The FCA’s feedback on examining over 1,000 adviser files as part of its suitability review will make interesting reading when the findings are announced in the next month or two. I have worked on disclosure and suitability reports for advisers and product providers for the last 35 years. In that time, I have found suitability is such a subjective issue. Two identical people could end up with two different financial recommendations depending on how they disclose with their adviser at the fact-finding stage.
I have had clients that do not fully disclose their expenditure, as they are reluctant or ashamed to share information about their wardrobe full of designer clothes or their debt.
With independent, restricted, guided, execution-only, single tied and non-regulated advisers to choose from, it is no wonder consumers find it difficult to understand.
Some big brands make this even more complicated as, in providing only guidance, they are not able to answer the question: where do I go to buy a product and which one do I choose?
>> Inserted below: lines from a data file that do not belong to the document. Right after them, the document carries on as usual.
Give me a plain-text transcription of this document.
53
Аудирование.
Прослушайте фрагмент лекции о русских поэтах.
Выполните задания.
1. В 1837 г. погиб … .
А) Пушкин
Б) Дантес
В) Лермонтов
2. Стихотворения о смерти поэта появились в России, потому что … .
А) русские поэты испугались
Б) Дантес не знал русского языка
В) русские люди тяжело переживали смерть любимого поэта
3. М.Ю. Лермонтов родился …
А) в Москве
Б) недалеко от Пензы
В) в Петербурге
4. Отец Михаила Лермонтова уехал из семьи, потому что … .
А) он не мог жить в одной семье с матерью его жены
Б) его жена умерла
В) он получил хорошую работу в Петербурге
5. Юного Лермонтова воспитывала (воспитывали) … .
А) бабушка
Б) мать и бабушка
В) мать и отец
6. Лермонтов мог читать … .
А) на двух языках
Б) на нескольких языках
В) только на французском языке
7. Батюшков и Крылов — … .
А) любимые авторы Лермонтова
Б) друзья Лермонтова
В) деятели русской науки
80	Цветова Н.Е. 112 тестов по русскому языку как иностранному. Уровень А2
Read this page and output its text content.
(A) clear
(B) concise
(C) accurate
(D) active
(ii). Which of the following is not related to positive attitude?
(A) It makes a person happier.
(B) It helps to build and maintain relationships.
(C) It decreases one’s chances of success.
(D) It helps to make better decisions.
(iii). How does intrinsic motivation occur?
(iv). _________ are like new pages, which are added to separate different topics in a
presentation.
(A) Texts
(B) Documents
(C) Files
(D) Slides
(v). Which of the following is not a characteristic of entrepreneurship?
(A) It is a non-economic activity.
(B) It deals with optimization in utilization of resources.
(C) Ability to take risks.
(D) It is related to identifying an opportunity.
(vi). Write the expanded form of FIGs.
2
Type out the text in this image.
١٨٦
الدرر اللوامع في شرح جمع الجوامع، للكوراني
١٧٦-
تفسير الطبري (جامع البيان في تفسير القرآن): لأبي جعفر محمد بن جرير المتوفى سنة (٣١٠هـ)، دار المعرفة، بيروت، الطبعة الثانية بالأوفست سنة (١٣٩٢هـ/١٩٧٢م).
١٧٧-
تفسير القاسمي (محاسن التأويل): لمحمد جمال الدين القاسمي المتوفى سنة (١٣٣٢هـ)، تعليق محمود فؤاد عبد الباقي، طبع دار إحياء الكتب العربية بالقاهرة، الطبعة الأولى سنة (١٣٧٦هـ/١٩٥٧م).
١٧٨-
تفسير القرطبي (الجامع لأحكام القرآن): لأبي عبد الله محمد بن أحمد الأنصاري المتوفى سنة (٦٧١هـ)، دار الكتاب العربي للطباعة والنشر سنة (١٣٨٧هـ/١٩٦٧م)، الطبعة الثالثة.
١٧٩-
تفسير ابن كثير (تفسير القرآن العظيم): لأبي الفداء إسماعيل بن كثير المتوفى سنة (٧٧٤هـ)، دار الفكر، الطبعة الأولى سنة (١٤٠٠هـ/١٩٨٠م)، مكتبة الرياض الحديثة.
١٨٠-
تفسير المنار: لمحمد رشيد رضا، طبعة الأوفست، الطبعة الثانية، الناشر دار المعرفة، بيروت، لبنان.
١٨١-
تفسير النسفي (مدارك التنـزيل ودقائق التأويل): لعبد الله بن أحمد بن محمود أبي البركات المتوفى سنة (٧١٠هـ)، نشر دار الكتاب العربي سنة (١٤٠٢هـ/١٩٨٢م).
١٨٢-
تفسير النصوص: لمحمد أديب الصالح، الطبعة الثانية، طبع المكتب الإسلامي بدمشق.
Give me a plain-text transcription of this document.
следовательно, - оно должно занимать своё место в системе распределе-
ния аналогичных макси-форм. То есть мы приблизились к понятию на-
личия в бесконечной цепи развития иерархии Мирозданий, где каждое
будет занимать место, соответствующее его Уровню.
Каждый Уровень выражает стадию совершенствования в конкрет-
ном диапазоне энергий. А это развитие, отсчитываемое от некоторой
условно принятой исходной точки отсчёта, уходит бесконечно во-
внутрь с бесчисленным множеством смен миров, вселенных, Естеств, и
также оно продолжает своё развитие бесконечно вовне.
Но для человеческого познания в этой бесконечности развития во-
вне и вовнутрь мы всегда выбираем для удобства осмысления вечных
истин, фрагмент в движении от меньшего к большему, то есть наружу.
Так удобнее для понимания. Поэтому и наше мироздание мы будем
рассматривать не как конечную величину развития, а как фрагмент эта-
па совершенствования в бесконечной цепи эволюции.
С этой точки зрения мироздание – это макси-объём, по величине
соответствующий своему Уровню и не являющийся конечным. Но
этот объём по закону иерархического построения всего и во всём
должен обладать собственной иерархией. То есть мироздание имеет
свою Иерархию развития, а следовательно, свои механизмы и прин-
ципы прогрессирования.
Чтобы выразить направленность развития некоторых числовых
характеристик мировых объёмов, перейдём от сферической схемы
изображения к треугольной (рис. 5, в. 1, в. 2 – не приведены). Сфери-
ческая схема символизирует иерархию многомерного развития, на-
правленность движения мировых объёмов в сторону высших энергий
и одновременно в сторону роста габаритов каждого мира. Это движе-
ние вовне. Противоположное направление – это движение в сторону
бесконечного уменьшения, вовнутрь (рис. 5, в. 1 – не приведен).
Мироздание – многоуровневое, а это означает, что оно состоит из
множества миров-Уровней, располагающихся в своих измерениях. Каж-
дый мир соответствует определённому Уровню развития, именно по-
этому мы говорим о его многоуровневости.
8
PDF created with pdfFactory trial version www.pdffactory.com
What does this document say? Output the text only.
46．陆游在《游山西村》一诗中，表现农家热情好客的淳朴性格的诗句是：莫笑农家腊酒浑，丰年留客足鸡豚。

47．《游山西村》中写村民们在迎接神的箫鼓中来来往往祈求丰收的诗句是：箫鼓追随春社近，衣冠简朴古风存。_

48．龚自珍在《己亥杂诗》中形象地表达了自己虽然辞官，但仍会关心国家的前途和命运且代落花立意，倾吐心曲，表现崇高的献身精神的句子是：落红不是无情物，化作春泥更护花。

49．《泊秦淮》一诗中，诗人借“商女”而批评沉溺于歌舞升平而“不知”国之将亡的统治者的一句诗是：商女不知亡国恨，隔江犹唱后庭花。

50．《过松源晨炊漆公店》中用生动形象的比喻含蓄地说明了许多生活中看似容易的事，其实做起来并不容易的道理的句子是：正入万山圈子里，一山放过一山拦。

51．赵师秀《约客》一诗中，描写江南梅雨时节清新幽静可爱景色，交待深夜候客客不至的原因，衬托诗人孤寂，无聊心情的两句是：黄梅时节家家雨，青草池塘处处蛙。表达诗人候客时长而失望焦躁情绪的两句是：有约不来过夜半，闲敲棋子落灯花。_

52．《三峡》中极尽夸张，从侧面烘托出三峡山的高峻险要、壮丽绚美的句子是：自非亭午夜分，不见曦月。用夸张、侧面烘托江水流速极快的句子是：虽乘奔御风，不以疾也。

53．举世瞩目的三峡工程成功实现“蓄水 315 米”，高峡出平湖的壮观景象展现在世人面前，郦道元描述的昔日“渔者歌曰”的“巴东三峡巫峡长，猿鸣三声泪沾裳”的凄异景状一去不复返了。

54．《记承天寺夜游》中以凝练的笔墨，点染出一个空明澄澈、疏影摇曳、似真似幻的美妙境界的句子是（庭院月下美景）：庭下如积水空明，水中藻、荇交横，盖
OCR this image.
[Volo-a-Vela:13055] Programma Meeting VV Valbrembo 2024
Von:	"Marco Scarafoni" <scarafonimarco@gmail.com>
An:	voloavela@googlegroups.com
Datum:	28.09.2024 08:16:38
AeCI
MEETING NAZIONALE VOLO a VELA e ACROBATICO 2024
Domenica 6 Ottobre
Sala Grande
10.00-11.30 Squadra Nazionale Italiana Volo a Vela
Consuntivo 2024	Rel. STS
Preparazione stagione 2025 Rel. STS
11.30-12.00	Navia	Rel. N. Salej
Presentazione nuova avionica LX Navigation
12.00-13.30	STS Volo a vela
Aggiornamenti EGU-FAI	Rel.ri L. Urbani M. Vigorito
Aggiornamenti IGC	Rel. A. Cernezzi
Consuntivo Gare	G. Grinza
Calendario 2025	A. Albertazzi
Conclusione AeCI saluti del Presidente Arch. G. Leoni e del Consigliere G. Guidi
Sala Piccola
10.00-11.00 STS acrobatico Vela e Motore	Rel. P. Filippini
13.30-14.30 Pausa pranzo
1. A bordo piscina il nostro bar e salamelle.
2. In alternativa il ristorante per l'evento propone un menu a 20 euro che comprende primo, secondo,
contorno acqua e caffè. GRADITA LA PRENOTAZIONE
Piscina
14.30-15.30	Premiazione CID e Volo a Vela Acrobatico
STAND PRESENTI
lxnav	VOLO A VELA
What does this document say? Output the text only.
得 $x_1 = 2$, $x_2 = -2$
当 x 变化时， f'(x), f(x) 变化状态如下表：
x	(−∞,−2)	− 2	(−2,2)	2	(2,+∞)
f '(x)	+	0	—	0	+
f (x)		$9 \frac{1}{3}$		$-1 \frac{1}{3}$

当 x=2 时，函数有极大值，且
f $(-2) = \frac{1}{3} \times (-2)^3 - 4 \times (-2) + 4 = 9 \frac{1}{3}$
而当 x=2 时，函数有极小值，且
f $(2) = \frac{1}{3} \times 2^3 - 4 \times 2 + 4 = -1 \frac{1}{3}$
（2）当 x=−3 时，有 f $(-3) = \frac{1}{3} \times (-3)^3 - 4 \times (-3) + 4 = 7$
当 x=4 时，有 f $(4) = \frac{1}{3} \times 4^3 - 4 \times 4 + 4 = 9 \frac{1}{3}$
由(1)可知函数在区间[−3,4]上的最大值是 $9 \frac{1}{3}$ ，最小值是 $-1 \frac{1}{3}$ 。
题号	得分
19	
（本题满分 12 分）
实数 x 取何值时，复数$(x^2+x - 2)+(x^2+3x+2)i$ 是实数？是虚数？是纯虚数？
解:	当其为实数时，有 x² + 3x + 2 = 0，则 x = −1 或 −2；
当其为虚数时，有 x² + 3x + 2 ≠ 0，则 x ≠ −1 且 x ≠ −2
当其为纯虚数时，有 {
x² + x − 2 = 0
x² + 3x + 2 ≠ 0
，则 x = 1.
Research shows time and again the public are confused about the status of advisers and companies. Hardly surprising when you consider the Money Advice Service and The Pensions Advisory Service both only offer guidance, despite “advice” being in their branding. And when it comes to charges, advisers are able to state in their initial disclosures they will “charge between 1 per cent and 5 per cent” of the investment.
Now, I understand advisers need to wait for valuations and transfer values from providers that can take many weeks to obtain, and this information is necessary to calculate the assets under management.
But charges disclosure needs to be tightened up and advisers must state things more clearly. For example: “For a £100,000 investment the adviser charge is 1 per cent, which is £1,000. For higher investment amounts, the adviser charge is a lower percentage based on the amount invested (for example XX). This charge information will be provided exactly when we have all your investment information.”
We expected the Mifid II and Priips regulations to dictate what was to be disclosed on financial products. But like the many thousands of jobs predicted to move to the larger European cities so global companies can maintain a European base, will the European regulation not be wholly imposed in the UK now Article 50 has been enacted? We will have to wait and see.
What we do know is there are millions of pounds being transferred from defined benefit to defined contribution pension schemes, which needs to be managed and advised upon. This is a major reason to establish clarity in status and product disclosure. After all, this DB transfer amount is estimated to be in the region of £10bn a year. We owe every client we have clearer disclosure and better understanding.